Gardening with Hubris
When we bought our house in Wheaton, I was very excited for the opportunity to create my own landscaping. I'd long been fascinated with prairies and it was my dearest wish to recreate a prairie in our backyard. I wanted to see tall grass billowing in the breeze and butterflies frolicking in wildflowers. I wanted to use native plants and I didn't want to be a slave to the suburban imperative of keeping grass short and unnaturally green.
I signed up for a prairie gardening class at a local community college, but it was cancelled for lack of interest. Undeterred, I bought some books and started planning the prairie garden of my dreams. I pictured in my head what I wanted - a sturdy grass for the main part of the lawn, a tall grass for the bottom border, and a wildflower garden on the side.
For our main lawn, I selected buffalo grass for its hearty, drought-resistant nature. To use as the screen and ornamental lining along the fence at the bottom of the yard, I selected a variety of bluestem tall grass that tops out between 7 and 10 feet. Then I found some suitable wildflower mixture for the flower garden. These all fit perfectly into my vision of the lawn.
I dutifully looked at what the plants needed to survive - they all required a lot of sunlight. One book suggested that I carefully watch the yard over the course of several days and map out the availability of sunlight. I didn't so this. Our property faced east we had a line of trees along the south side. The north side was home to one big tree and a few smaller ones. Even so, I thought that it would be okay - that the few hours of sunlight in the morning would be enough to carry my plants through.
All winter, I plotted and thought and waited for my opportunity to change the yard to my vision. In the spring, I spent several weekends pulling up small trees and clearing out a nasty thicket of thorny bushes and weeds at the bottom of the yard. When all of the undesirable plants were removed, it was time to enact my battle plan.

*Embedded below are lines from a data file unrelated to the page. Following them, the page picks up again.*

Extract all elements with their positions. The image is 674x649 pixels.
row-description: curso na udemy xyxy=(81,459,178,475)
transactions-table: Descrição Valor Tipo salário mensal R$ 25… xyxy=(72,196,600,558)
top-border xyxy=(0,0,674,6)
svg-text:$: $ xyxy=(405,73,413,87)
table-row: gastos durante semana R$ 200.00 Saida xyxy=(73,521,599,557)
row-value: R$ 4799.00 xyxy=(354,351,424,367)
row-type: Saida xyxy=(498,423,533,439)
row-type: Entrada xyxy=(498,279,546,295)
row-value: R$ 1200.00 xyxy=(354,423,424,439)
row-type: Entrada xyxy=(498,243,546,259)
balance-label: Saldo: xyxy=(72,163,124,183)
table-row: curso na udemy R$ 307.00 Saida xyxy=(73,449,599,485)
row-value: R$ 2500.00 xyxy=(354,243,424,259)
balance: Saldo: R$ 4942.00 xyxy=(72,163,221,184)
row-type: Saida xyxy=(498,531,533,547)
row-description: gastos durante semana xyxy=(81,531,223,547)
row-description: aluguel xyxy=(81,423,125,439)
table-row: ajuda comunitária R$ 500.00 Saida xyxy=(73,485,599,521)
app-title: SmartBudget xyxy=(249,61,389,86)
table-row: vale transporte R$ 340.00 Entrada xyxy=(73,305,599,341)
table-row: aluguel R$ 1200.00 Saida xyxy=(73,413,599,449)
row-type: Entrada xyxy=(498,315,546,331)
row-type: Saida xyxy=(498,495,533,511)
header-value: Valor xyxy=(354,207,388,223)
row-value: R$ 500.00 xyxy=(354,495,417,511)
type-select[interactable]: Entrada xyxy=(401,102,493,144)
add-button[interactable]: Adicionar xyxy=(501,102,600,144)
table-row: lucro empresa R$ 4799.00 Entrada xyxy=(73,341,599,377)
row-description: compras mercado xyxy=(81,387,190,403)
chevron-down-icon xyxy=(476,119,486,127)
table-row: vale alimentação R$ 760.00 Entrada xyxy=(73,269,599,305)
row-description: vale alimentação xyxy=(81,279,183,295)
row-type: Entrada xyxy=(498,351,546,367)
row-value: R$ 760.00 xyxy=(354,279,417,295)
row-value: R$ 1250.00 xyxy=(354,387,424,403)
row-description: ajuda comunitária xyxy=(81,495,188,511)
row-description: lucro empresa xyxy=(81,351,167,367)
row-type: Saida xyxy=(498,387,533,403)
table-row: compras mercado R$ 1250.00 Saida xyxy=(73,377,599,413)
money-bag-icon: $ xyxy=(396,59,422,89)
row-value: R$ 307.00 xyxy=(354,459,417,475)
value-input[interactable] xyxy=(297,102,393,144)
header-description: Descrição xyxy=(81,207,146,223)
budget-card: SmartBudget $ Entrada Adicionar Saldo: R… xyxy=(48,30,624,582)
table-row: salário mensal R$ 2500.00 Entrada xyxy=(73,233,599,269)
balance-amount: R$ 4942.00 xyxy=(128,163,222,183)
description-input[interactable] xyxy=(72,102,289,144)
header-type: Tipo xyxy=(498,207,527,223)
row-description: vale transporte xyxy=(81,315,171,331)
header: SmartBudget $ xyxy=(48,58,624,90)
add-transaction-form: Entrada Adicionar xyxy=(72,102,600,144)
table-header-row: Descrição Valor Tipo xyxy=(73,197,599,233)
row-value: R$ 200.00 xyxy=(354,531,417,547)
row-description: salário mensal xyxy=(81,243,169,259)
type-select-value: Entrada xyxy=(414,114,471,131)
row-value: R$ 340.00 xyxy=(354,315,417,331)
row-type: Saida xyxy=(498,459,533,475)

I arranged for the rental of a moving van, which I used to collect some heavy-duty machinery from the local tool rental place. I rented some sort of monstrosity to take up the existing lawn and also rented a rototiller. I bought vast quantities of top soil and brought it all home.
My first snag was the grass-ripper-outer. I just didn't have the strength or confidence to operate it. Peter was drafted into my project and he did a great job getting all the grass ripped up. He also taught me how to use the rototiller and sternly lectured me about safety. He had a helicopter lesson, so I was on my own.
The rototilling was slow going because our house was situated on land that nearly became a quarry instead of a residential area. The house was built on solid bedrock and it was impossible to dig even the smallest hole without finding rocks the size of my head. My rototilling involved a lot of starting and stopping, so I could clear the rocks.
When I was nearly done, I felt something was wrong with the rototiller. I didn't hear anything and it seemed to still be running, but I just has a bad feeling. I stopped, shut the machine off and waited until the blades were still. When I lifted up the machine to look at the blades, one them fell off with a thunk. Had I not stopped when I did, the blade could have flown off the back and kneecapped me. I was forced to return the rototiller and finish the rest by hand - it was an area the size of a large sedan.
Then came the fun part, laying the seed and the top soil and then dragging a board over it to smooth everything out. This whole project ended up taking the whole weekend and left me absolutely exhausted. I had a little bit of a bad feeling, since I hadn't been able to get the ground completely smooth, but I was sure that would be the only glitch in my plan.
The next few weeks were a dreadful pain - full of a lot of watering and waiting and worrying. Finally, the small sprouts of green in the main lawn started to grow. And grow. And grow. But it was strange because they didn't look like blades of grass. They looked like weeds. Lots and lots of weeds. Broad leafed weeds and straggly weeds, dandelions and thistles. Clover. Our yard was not discriminating - any weed could apply.
What we didn't have a lot of was buffalo grass. Turns out, when they say that buffalo grass needs sun, it needs A LOT of sun. Like ten to fifteen hours a day of sun. The two hours of direct sunlight and ten hours of leaf-dappled filtered sunlight were not cutting it at all.
I couldn't will my perfect prairie garden into existence, as hard as I tried. I just didn't have the right canvas. It was like trying to paint with oils on watercolour paper - messy, ugly, and frustrating. If I'd ever stopped to really look at the complete picture of a prairie, instead of fixating on the pretty parts, I'd have realised what was missing - trees. You can have a prairie or you can have a forest, you can't really have both. In my desire to create the picture in my head, I'd forgotten that our backyard was more forest than open meadow.
The lesson learned in my back yard in Wheaton - there are some things that I cannot bend to my will. Some things are entirely outside my control. It's too bad that I had to destroy my backyard to figure this out.